Holly Gordon spent her career teaching on Long Island, but...

Holly Gordon spent her career teaching on Long Island, but her passion for photography took her around the world. Credit: Holly Gordon

Editor's note: This story is part of an occasional series on the careers of retired Long Island teachers and where they are now. If you are a retired Long Island teacher and would like to share your story, click on the link below.

Most people spend their honeymoon with someone they love at a special place.

Holly Gordon did just that, even though hers was no typical honeymoon.

A week after marrying her husband, Saul, in August 1964, Gordon wasn't enjoying a relaxing vacation. Instead, she and her husband began their respective jobs; Holly teaching art at Nokomis Elementary School in Holbrook, Saul teaching industrial arts at Edmund W. Miles Middle School in Amityville.

They could’ve moved their wedding up earlier in the summer, but that would’ve just meant “honeymooning” during Saul’s summer job as a Boy Scout counselor.

“I didn’t want to spend the first two months of my marriage at Boy Scout camp,” Gordon, 73, said. Instead, she went “from being a kid to an adult in one swoop.”

But she didn’t mind she was still with people she loved — her students — doing something she loved — art.

She made sure each lesson had a tangible purpose. A project on building a replica of the Statue of Liberty became an exercise in math and problem-solving. Her students measured the size of the classroom and determined how they could build the statue to scale.

“So many people think of art as something fun that doesn’t have substance,” Gordon said. “It has substance. It’s a matter of how it’s presented.”

The lessons resonated with her students, whom Gordon, a mother of three, jokingly refers to as her many hundreds of children. And at Gordon’s lowest moment, her “children” returned the favor.

When Saul died in 1996, Newsday columnist Ed Lowe wrote about him. Saul gained notoriety among friends and family during college for a distinctive orange sweatshirt he often wore. His wife loathed it at first, but came to like it. Eventually, the couple developed an affinity for all things orange, so much so that their children’s friends called their house “the pumpkin patch.” At his funeral, Saul was buried in an orange casket wearing an orange sweatshirt similar to the one that started the craze.

At the time, Gordon was teaching at West Babylon Junior High School. Three eighth-grade students there read the story and were inspired to show their support.
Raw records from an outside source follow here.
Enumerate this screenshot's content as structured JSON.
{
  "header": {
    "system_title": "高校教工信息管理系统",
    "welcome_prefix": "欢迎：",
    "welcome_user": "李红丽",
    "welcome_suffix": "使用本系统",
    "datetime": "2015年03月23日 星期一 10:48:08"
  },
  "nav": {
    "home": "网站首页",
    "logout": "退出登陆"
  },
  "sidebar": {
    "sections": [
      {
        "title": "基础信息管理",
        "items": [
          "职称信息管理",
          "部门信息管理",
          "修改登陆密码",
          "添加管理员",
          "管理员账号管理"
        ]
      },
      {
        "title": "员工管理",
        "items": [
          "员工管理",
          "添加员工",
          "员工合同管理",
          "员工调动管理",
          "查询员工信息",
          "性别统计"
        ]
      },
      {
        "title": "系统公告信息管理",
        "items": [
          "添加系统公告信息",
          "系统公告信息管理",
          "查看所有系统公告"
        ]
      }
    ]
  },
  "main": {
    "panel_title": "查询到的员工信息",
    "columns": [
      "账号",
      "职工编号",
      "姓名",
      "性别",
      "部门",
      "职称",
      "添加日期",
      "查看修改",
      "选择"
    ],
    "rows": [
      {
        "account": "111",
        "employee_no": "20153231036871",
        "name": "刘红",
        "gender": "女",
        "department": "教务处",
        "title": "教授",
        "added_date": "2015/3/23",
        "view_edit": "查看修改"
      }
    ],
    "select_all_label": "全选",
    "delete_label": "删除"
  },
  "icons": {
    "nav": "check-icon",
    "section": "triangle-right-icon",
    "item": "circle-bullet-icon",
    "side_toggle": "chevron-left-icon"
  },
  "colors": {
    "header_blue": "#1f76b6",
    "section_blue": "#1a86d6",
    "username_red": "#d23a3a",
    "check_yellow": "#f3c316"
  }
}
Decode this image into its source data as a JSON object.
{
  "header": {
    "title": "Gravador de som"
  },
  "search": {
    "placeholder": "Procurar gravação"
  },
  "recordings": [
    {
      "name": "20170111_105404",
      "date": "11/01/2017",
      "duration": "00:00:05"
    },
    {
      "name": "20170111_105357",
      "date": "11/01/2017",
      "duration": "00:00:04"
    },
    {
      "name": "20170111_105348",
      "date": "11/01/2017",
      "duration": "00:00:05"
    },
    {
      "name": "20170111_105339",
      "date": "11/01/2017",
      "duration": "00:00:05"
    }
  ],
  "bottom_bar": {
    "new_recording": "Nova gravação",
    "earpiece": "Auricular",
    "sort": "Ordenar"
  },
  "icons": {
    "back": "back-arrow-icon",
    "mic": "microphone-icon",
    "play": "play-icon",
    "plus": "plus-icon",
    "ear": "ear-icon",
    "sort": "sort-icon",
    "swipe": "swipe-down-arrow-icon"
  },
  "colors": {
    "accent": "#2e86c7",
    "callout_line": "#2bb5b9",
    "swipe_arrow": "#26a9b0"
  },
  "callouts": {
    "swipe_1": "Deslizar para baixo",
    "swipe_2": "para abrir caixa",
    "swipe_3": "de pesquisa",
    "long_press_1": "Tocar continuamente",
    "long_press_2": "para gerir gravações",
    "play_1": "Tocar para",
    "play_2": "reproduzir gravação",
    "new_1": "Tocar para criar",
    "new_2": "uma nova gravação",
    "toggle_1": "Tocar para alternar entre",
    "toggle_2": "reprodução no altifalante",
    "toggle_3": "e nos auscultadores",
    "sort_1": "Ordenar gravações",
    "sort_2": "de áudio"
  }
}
With Gordon’s approval, the students made 1,000 felt orange hearts to distribute.

“I’m normally not at a loss for words, but I was so dumbstruck that the article was read by them and had such a profound effect,” she said.

When Gordon left teaching three years later, orange hearts were still visible on backpacks and lab coats throughout the school. Gordon found comfort knowing she was leaving behind a compassionate group of students.

“As teachers we’re always planting seeds. We don’t know if they’re going to germinate,” she said. “I knew when I left, I planted a lot of good seeds.”

Art provided Gordon with a natural escape after her husband’s death. Teaching gave her a sense of normality in those first few years, and when she retired — or “graduated,” as she puts it — the world became her classroom.

Six months removed from teaching, Gordon celebrated the turn of the millennium in Antarctica. The trip stemmed from a desire to be in an interesting place at a significant turning point in time. Her friend who went with her expressed technological concerns with Y2K looming, but Gordon wasn’t fazed.

“If there’s going to be a computer glitch, our trip will be longer,” she said she told her friend at the time. “So what?”

From her visit, Gordon produced “Antarctica: Journey to the Extreme.” The photo exhibit has been on display several times over the years and will be again in November at the Alfred Van Loen Gallery at the South Huntington Public Library.

These days, Gordon is bringing her artwork to life, having teamed up with painter Ward Hooper, of Northport, to create the Brush/Lens Project in 2014. The project combines Hooper’s paintings of nature with Gordon’s photos of the same locations. She said Hooper grounded her after all her travels, including trips to France, China and the Galápagos Islands.

“What I’m creating now is so far from what I’ve done,” she said. “In some respects, what I’ve found right here at home is most important. You don’t have to go to an exotic garden, look and see what you have growing in your own.”

She hasn’t given up on seeing the world entirely, however; in December, Gordon will visit Cuba. Beyond that, though, she’s not sure what’s next. Not that it bothers her.

“It’s OK not to have a preplanned itinerary,” Gordon said. “I’ll go where the wind blows me.”